Efficient Electron Injection from Acyloin-Anchored Semisquarylium Dyes into Colloidal TiO2 Films for Organic Dye-Sensitized Solar Cells

Abstract

Semisquarylium dyes use a novel acyloin anchor group to strongly bind to TiO2 semiconductors. Efficient acyloin anchor mediated electron injection into nanocrystalline TiO2 is demonstrated, allowing highly efficient dye-sensitized solar cells with IPCEs > 80%. The acyloin anchor can thus be viewed as a true alternative to the standard carboxylic acid anchor group. The opto-electronic and electron injection properties of the most basic semisquarylium dye SY404 are compared to the modified semisquarylium dye DD1 and the carboxylic acid anchored indoline dye D131 using a combination of ultrafast and photoemission spectroscopy.
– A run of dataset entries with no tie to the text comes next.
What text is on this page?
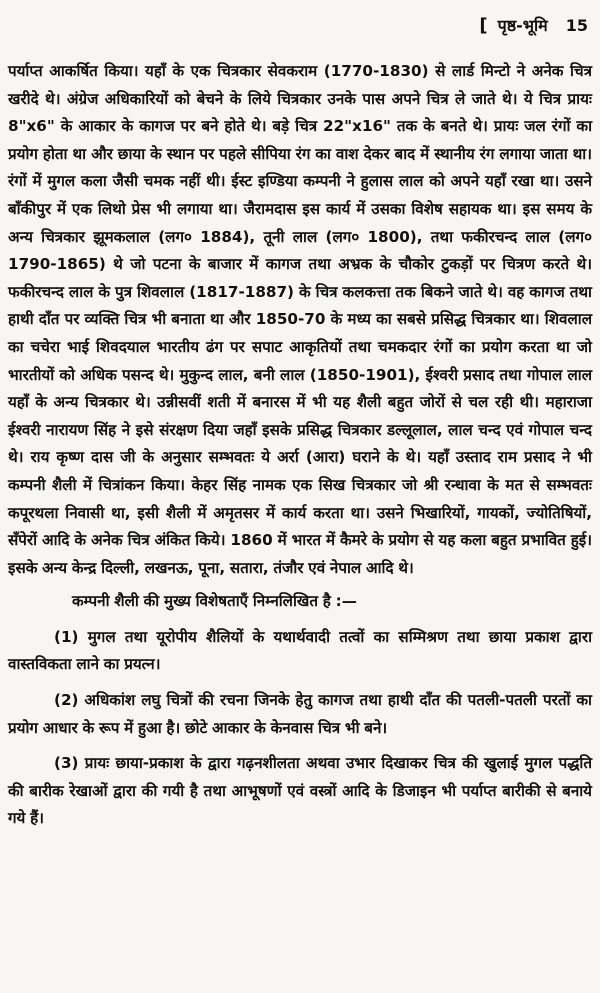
[ पृष्ठ-भूमि 15

पर्याप्त आकर्षित किया। यहाँ के एक चित्रकार सेवकराम (1770-1830) से लार्ड मिन्टो ने अनेक चित्र खरीदे थे। अंग्रेज अधिकारियों को बेचने के लिये चित्रकार उनके पास अपने चित्र ले जाते थे। ये चित्र प्रायः 8"x6" के आकार के कागज पर बने होते थे। बड़े चित्र 22"x16" तक के बनते थे। प्रायः जल रंगों का प्रयोग होता था और छाया के स्थान पर पहले सीपिया रंग का वाश देकर बाद में स्थानीय रंग लगाया जाता था। रंगों में मुगल कला जैसी चमक नहीं थी। ईस्ट इण्डिया कम्पनी ने हुलास लाल को अपने यहाँ रखा था। उसने बाँकीपुर में एक लिथो प्रेस भी लगाया था। जैरामदास इस कार्य में उसका विशेष सहायक था। इस समय के अन्य चित्रकार झूमकलाल (लग० 1884), तूनी लाल (लग० 1800), तथा फकीरचन्द लाल (लग० 1790-1865) थे जो पटना के बाजार में कागज तथा अभ्रक के चौकोर टुकड़ों पर चित्रण करते थे। फकीरचन्द लाल के पुत्र शिवलाल (1817-1887) के चित्र कलकत्ता तक बिकने जाते थे। वह कागज तथा हाथी दाँत पर व्यक्ति चित्र भी बनाता था और 1850-70 के मध्य का सबसे प्रसिद्ध चित्रकार था। शिवलाल का चचेरा भाई शिवदयाल भारतीय ढंग पर सपाट आकृतियों तथा चमकदार रंगों का प्रयोग करता था जो भारतीयों को अधिक पसन्द थे। मुकुन्द लाल, बनी लाल (1850-1901), ईश्वरी प्रसाद तथा गोपाल लाल यहाँ के अन्य चित्रकार थे। उन्नीसवीं शती में बनारस में भी यह शैली बहुत जोरों से चल रही थी। महाराजा ईश्वरी नारायण सिंह ने इसे संरक्षण दिया जहाँ इसके प्रसिद्ध चित्रकार डल्लूलाल, लाल चन्द एवं गोपाल चन्द थे। राय कृष्ण दास जी के अनुसार सम्भवतः ये अर्रा (आरा) घराने के थे। यहाँ उस्ताद राम प्रसाद ने भी कम्पनी शैली में चित्रांकन किया। केहर सिंह नामक एक सिख चित्रकार जो श्री रन्धावा के मत से सम्भवतः कपूरथला निवासी था, इसी शैली में अमृतसर में कार्य करता था। उसने भिखारियों, गायकों, ज्योतिषियों, सँपेरों आदि के अनेक चित्र अंकित किये। 1860 में भारत में कैमरे के प्रयोग से यह कला बहुत प्रभावित हुई। इसके अन्य केन्द्र दिल्ली, लखनऊ, पूना, सतारा, तंजौर एवं नेपाल आदि थे।

कम्पनी शैली की मुख्य विशेषताएँ निम्नलिखित है :—

(1) मुगल तथा यूरोपीय शैलियों के यथार्थवादी तत्वों का सम्मिश्रण तथा छाया प्रकाश द्वारा वास्तविकता लाने का प्रयत्न।

(2) अधिकांश लघु चित्रों की रचना जिनके हेतु कागज तथा हाथी दाँत की पतली-पतली परतों का प्रयोग आधार के रूप में हुआ है। छोटे आकार के केनवास चित्र भी बने।

(3) प्रायः छाया-प्रकाश के द्वारा गढ़नशीलता अथवा उभार दिखाकर चित्र की खुलाई मुगल पद्धति की बारीक रेखाओं द्वारा की गयी है तथा आभूषणों एवं वस्त्रों आदि के डिजाइन भी पर्याप्त बारीकी से बनाये गये हैं।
For SY404, ultrafast injection times of ∼50 fs are found despite a small energetic driving force between dye excited states and TiO2 conduction band minimum. This is possible due to the strong electronic coupling of the semisquarylium dyes to the TiO2 surface mediated by the acyloin anchor. For a better overlap with the solar spectrum, the semisquarylium dyes are modified by substitution with a larger donor moiety (DD1). While for DD1 the overall absorption increases, the injection process slightly slows down; however, it still proves fast enough for very efficient injection. Compared to the carboxylic acid anchored indoline dye D131, the SY404 dye injects more than seven times faster despite a ∼150 meV smaller driving force.